Non aver alzato al cielo mai un trofeo, è un fardello troppo pesante da portarsi dietro ancora per molto. Un tabù e una maledizione durata fin troppo che doveva essere interrotta il prima possibile. Quale occasione migliore del torneo più importante d’America, nell’edizione casalinga? La “Roja” quest’anno non poteva sbagliare. Dalla prima edizione della Copa America svoltasi in Argentina nel 1916, è passato quasi un secolo. Il Cile per quattro volte ci è andato veramente vicino, ma l’aveva solamente sfiorata, senza mai poterla alzare al cielo. Non sono bastati 90 minuti, nemmeno 120, il merito di decidere il vincitore, è stato ancora una volta affidato al capriccio degli dei del pallone, che però stavolta, hanno voluto scrivere una favola diversa, invertendo i protagonisti, prendendo spunto dalla storia di Davide contro Golia. Ha vinto la voglia di fare la storia, il Cile può finalmente scrivere il suo nome tra le sacrali righe dell’Albo d’Oro della competizione, ed è festa. L’Argentina di Messi, Higuain, Lavezzi, Di Maria, poteva crollare solo così.

Gli errori di Higuain, l’ennesimo in questa stagione, e di Banega dagli undici metri, consegnano a Sanchez le chiavi per entrare di diritto nella storia, e il talento dell’Arsenal ex Udinese non se lo fa dire due volte. Il cucchiaio non è perfetto, forse gli han tremato un po’ le gambe, ma cosa importa, Romero va a destra, il pallone è centrale. L’Argentina esce di scena sul più bello ancora una volta, dopo aver perso il Mondiale lo scorso anno, in finale contro la Germania, nella terra degli storici rivali brasiliani. È stata battaglia vera fino all’ultimo metro, e non poteva essere altro che così visto che davanti c’erano due nazioni, che hanno da sempre interpretato in modo opposto il calcio, e non solo. Di mezzo c’era la storia, quella calcistica, ma anche quella politica. Ragioni storico-sociali che ancora oggi sono cicatrici aperte. L’intervento di Pinochet nella guerra per le Isole Falkland, combattuta tra Argentina e Inghilterra nel 1982, è cosa nota, e la scorsa notte a Santiago de Chile, è arrivato un altro schiaffo per gli argentini, per una generazione di fenomeni che non vince ormai nulla da circa 22 anni.

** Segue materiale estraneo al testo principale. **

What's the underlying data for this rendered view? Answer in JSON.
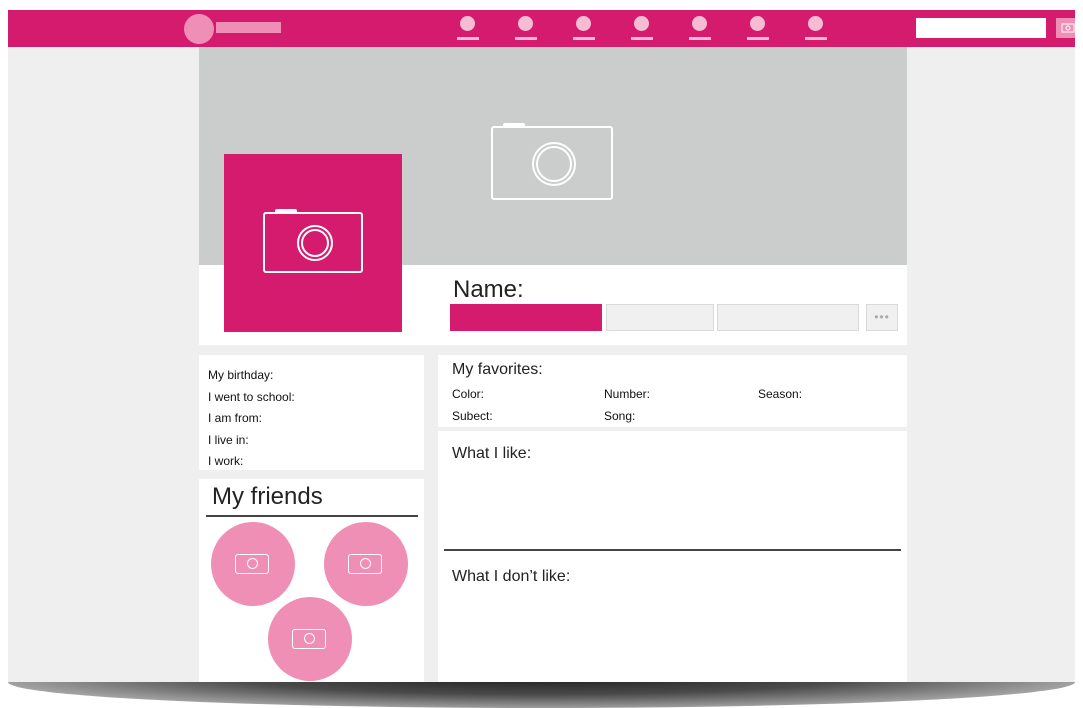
{
  "nav": {
    "items": [
      "nav-1",
      "nav-2",
      "nav-3",
      "nav-4",
      "nav-5",
      "nav-6",
      "nav-7"
    ],
    "search": {
      "placeholder": "",
      "value": ""
    }
  },
  "colors": {
    "accent": "#d41b6e",
    "accent_light": "#f08fb6",
    "cover": "#cbcdcc"
  },
  "profile": {
    "name_label": "Name:",
    "tabs": [
      "",
      "",
      ""
    ],
    "more_label": "•••"
  },
  "about": {
    "lines": [
      "My birthday:",
      "I went to school:",
      "I am from:",
      "I live in:",
      "I work:"
    ]
  },
  "friends": {
    "title": "My friends"
  },
  "favorites": {
    "title": "My favorites:",
    "items": [
      "Color:",
      "Number:",
      "Season:",
      "Subect:",
      "Song:"
    ]
  },
  "likes": {
    "title": "What I like:"
  },
  "dislikes": {
    "title": "What I don’t like:"
  },
  "icons": {
    "cover": "camera-icon",
    "avatar": "camera-icon",
    "search": "camera-icon",
    "friends": [
      "camera-icon",
      "camera-icon",
      "camera-icon"
    ]
  }
}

Ma facciamo un passo indietro, le ragioni della vittoria cilena, sono tutte racchiuse leggendo i giocatori che compongono questa squadra. Jorge Sampaoli, proprio lui, argentino contro la sua Argentina, per dargli uno dei dolori più grandi. Il ct del Cile è riuscito a creare un gruppo formidabile, lo ha plasmato negli anni, lo ha portato dal 2012 ad oggi ad una crescita continua. Negli occhi abbiamo ancora quella splendida partita di un anno fa, contro la Spagna campione del Mondo al Mondiale brasiliano. Solo una traversa di Pinilla, e proprio i rigori, fermarono il cammino di quel Cile, contro i padroni di casa del Brasile. Ad un centimetro dalla gloria, ma questa volta no. Un mix di giovani ed esperti, con tanti “italiani” e vecchie conoscenze del nostro calcio. Isla, Medel, Vidal, Fernandez, Pizarro, Pinilla, Sanchez, Edu Vargas, un pezzo di Italia c’era anche lì, a Santiago del Cile.

Un gruppo compatto, capace di soffrire ma anche di resistere nei momenti di difficoltà. E stavolta probabilmente un pizzico di forza in più, quello decisivo, gliel’hanno dato i los trenta y tres, i 33 famosi minatori cileni (uno in realtà boliviano), che nel 2010 furono protagonisti dell’incidente nella miniera di San José a Copiapò, che aveva sconvolto il mondo, e che la scorsa notte erano presenti allo stadio. Il Cile ha dimostrato di essere una grande squadra, di essere pronta per potersi confrontare con realtà più grandi senza paura, e perché no, provare a diventare una protagonista mondiale a partire già dai prossimi anni.